No, it wasn’t. I was thinking too much about it, so I just wrote my story out as it is and performed that by just reading it out to the audience.

Was it difficult to perform your story in front of an audience?

The first time, it was really hard because I only finished it that day when I first performed it, so I was still very emotional about it and I was struggling to perform it without crying because there is so much meaning attached to it. Telling people what it means to feel like that isn’t something you do every day. But with every performance I have done, it’s getting easier to perform.

You say you were really emotional. Was that also the kind of reaction people in the audience had when they heard your story?

The first time I performed it, someone came up to me and offered me a cup of tea. That was lovely. And a lot of people have said ‘That’s my line if you would you like a cup of tea!’ It’s lovely that it makes people feel like that. So I really got good feedback on it and I got a free cup of tea out of it which was nice.

So what do you prefer, tea or coffee?

It depends on my mood, but generally a coffee. Black coffee, no sugar, no milk.

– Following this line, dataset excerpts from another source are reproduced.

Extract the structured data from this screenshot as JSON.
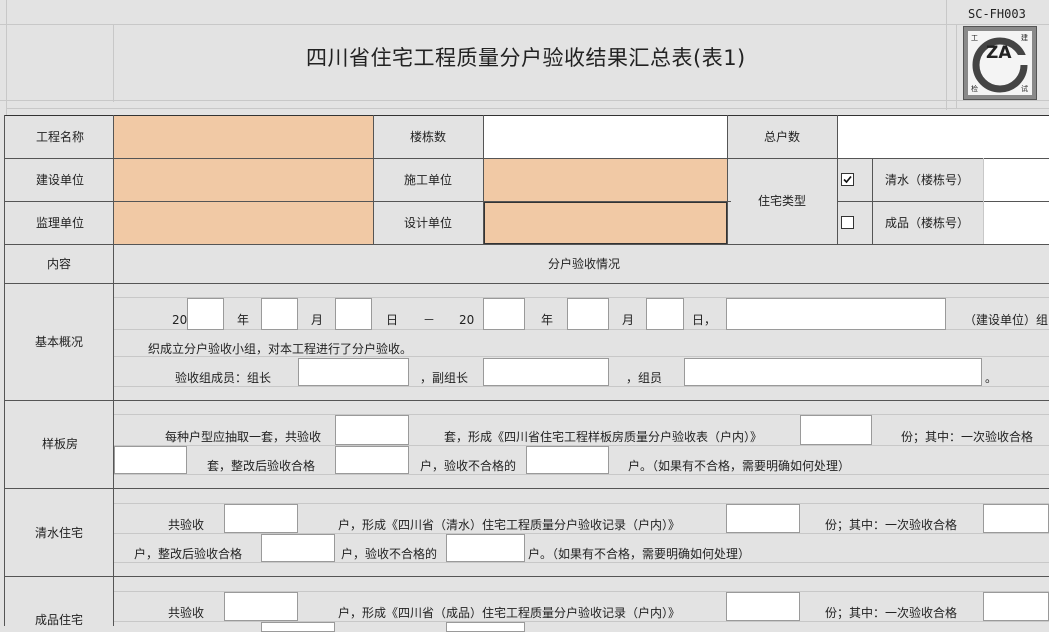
{
  "form_code": "SC-FH003",
  "title": "四川省住宅工程质量分户验收结果汇总表(表1)",
  "logo": {
    "text": "ZA",
    "corners": [
      "工",
      "建",
      "检",
      "试"
    ]
  },
  "header": {
    "project_name": "工程名称",
    "building_count": "楼栋数",
    "household_total": "总户数",
    "construction_unit": "建设单位",
    "contractor": "施工单位",
    "housing_type": "住宅类型",
    "bare": "清水（楼栋号）",
    "finished": "成品（楼栋号）",
    "supervision_unit": "监理单位",
    "design_unit": "设计单位",
    "bare_checked": true,
    "finished_checked": false
  },
  "sections": {
    "content": "内容",
    "inspection_status": "分户验收情况",
    "basic": "基本概况",
    "sample": "样板房",
    "bare_housing": "清水住宅",
    "finished_housing": "成品住宅"
  },
  "basic": {
    "year1": "20",
    "year": "年",
    "month": "月",
    "day": "日",
    "dash": "－",
    "year2": "20",
    "day_comma": "日，",
    "unit_note": "（建设单位）组",
    "line2": "织成立分户验收小组，对本工程进行了分户验收。",
    "members": "验收组成员：组长",
    "deputy": "，副组长",
    "member": "，组员",
    "period": "。"
  },
  "sample": {
    "l1a": "每种户型应抽取一套，共验收",
    "l1b": "套，形成《四川省住宅工程样板房质量分户验收表（户内）》",
    "l1c": "份；其中：一次验收合格",
    "l2a": "套，整改后验收合格",
    "l2b": "户，验收不合格的",
    "l2c": "户。（如果有不合格，需要明确如何处理）"
  },
  "bare": {
    "l1a": "共验收",
    "l1b": "户，形成《四川省（清水）住宅工程质量分户验收记录（户内）》",
    "l1c": "份；其中：一次验收合格",
    "l2a": "户，整改后验收合格",
    "l2b": "户，验收不合格的",
    "l2c": "户。（如果有不合格，需要明确如何处理）"
  },
  "finished": {
    "l1a": "共验收",
    "l1b": "户，形成《四川省（成品）住宅工程质量分户验收记录（户内）》",
    "l1c": "份；其中：一次验收合格"
  }
}
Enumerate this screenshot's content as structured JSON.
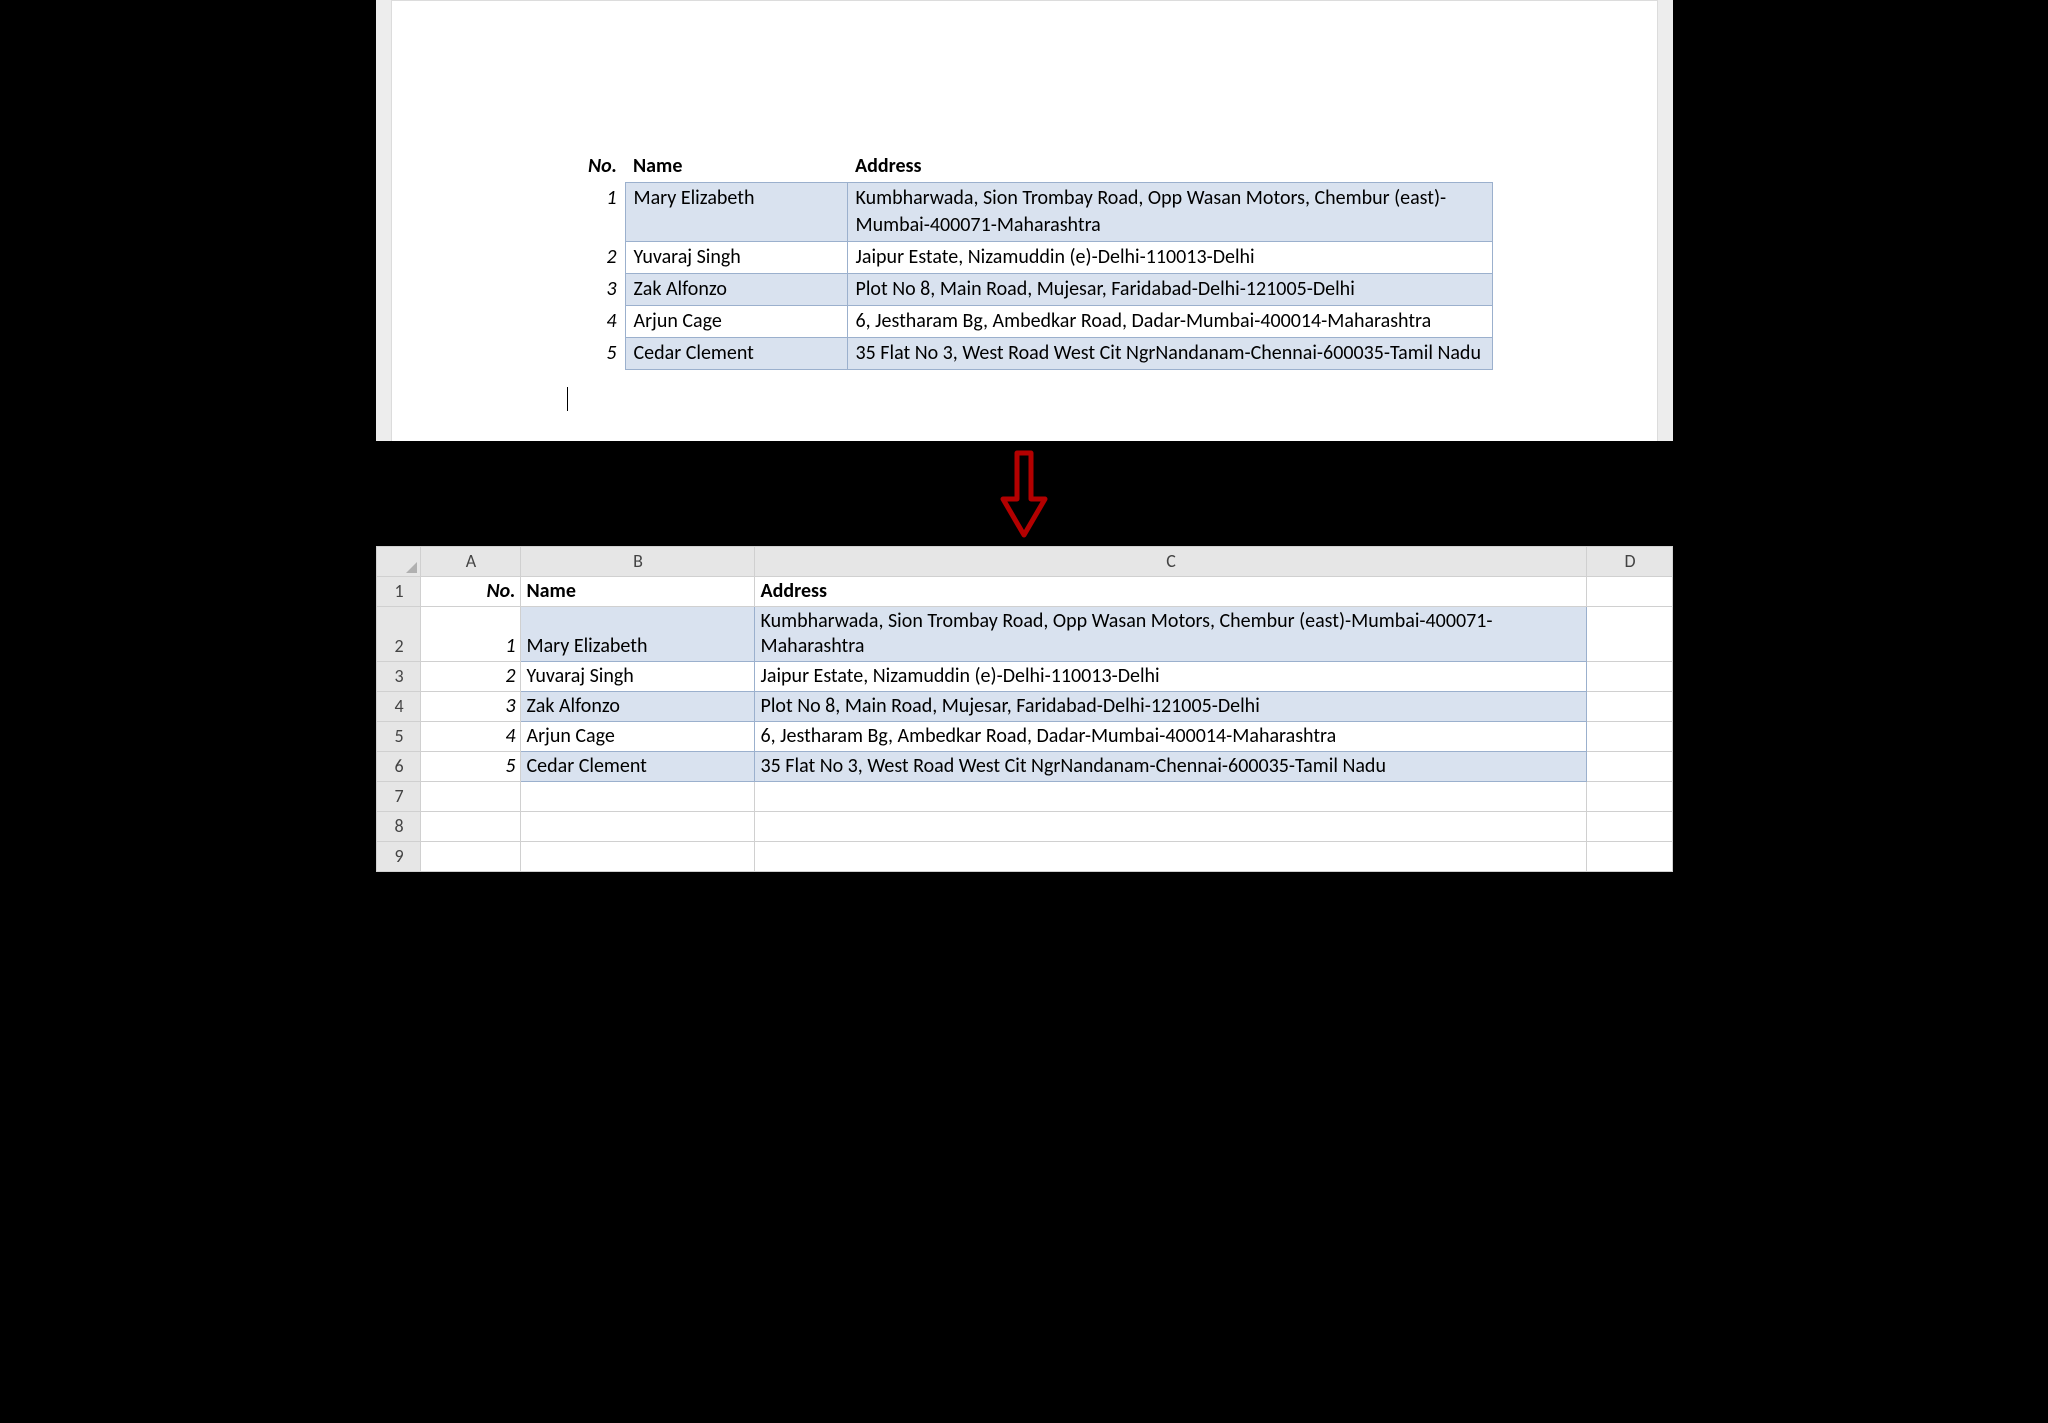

And what are your plans for the future?

I am not sure, to be honest. There is a creative writing class at Cascade on Wednesdays, so I think I’m gonna start attending that and get more involved with writing. I am also involved with drama at Cascade. We have done a few plays there, like one for the Brighton Fringe Festival, and we will probably do another performance in the near future but I am not sure yet what that will be. So yeah, it opened up a lot of opportunities for me that weren’t there a year ago.